Samedi 23 avril
Contre toute attente c’est un film français que j’ai réussi à regarder, moi qui pourtant rêve de me retrouver devant un Die Hard afin de rendre hommage à ce bon vieux Bruce Willis. Pour l’un comme pour l’autre et pour des raisons différentes, la période s’y prête.
Sur Alice et le maire, quelques éléments notables :
– le talent et sans doute le charme d’Anaïs Demoustier – ou le personnage qu’elle incarne -, qui transpirent dès lors qu’est filmé son visage, plein de vie et de taches de rousseur ; intelligent, volontaire, en contraste avec son corps de trentenaire très parisien, ou grandes écoles, dans une sorte de cliché, trop sage et polissé (il est longuement filmé, sans doute à dessein, dans la toute première scène).
– l’effacement étrange de Luchini, quasi absent même, alors qu’il aurait pu nous donner à voir un Georges Frêche ou même un Jean Lassalle, dans la plus pure tradition des baronnies locales. J’imagine qu’il a dû vouloir jouer ainsi le désarroi de son personnage un peu dépressif.

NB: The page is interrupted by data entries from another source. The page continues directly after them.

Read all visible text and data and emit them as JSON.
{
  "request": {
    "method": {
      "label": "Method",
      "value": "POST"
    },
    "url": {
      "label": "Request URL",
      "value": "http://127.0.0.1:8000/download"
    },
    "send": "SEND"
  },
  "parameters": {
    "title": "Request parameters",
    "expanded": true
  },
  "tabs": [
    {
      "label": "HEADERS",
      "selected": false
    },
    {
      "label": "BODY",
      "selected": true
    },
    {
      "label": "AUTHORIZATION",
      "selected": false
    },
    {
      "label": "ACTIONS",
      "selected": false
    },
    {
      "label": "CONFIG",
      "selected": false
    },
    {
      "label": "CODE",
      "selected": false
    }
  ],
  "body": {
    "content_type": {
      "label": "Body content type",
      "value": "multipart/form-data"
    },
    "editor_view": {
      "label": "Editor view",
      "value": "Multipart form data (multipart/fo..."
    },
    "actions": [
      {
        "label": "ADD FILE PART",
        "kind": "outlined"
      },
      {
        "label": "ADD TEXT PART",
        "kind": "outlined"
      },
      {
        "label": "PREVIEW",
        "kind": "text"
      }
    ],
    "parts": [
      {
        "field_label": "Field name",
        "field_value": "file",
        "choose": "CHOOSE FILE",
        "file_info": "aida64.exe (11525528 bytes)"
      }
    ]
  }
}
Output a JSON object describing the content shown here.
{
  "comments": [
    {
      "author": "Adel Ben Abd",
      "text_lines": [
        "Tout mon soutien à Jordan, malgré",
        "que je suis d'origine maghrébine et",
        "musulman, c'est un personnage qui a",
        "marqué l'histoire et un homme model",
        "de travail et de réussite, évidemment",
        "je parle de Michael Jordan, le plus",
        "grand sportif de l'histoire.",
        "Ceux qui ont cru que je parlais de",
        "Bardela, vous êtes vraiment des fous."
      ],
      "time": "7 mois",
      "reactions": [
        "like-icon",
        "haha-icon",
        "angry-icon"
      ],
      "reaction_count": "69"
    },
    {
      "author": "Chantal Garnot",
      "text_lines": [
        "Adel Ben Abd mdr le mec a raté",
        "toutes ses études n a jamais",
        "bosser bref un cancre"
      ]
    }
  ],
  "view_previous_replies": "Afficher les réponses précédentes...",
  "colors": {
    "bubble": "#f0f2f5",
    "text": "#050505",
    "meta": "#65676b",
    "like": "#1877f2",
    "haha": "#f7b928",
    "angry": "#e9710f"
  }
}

Mais c’est mal mesurer la dimension « auto-imitative » des hommes politiques : chez eux, quoi qu’il arrive (et sans vouloir faire de mauvais esprit) le spectacle doit continuer.
Globalement, on a là un film qui flirte avec le banal, voire une certaine fadeur, mais crée régulièrement des percées heureuses. Mais le personnage du maire, il me semble, n’y parvient jamais.
– la scène de l’écriture du discours, d’autant plus forte que le discours ne sera finalement pas prononcé à cause du soudain défaut de courage du maire (« On avait une fenêtre de tir, on l’a ratée »). Cette idée, la préparation longue et tendue d’un discours suivie de sa tombée aux oubliettes, est potentiellement géniale.
La scène d’écriture me rappelle celle qui m’avait tant marquée dans Amadeus, où naît Le requiem. Il faudra sans doute que je trouve un lieu où écrire une scène de ce type puisqu’ils me plaisent tant, ces récits d’élaboration collective. Ici, ce qui marche très bien est la mise en place d’un jeu de parole entre Alice et le maire. L’alternance des locuteurs permet d’avancer dans la lecture du brouillon, sa correction, la nouvelle version, les retours, les hésitations et les choix définitifs en une sorte de chorégraphie. Le rythme produit est très intéressant. On est emporté par la parole comme si elle était une musique, le sens en sus. Il y a dans ce passage une attention portée aux mots, qui pourrait, je crois, être encore plus précise, aller encore plus loin, jusqu’à atteindre une forme de paroxysme. Un roman en tout cas se prêterait parfaitement à une telle tentative.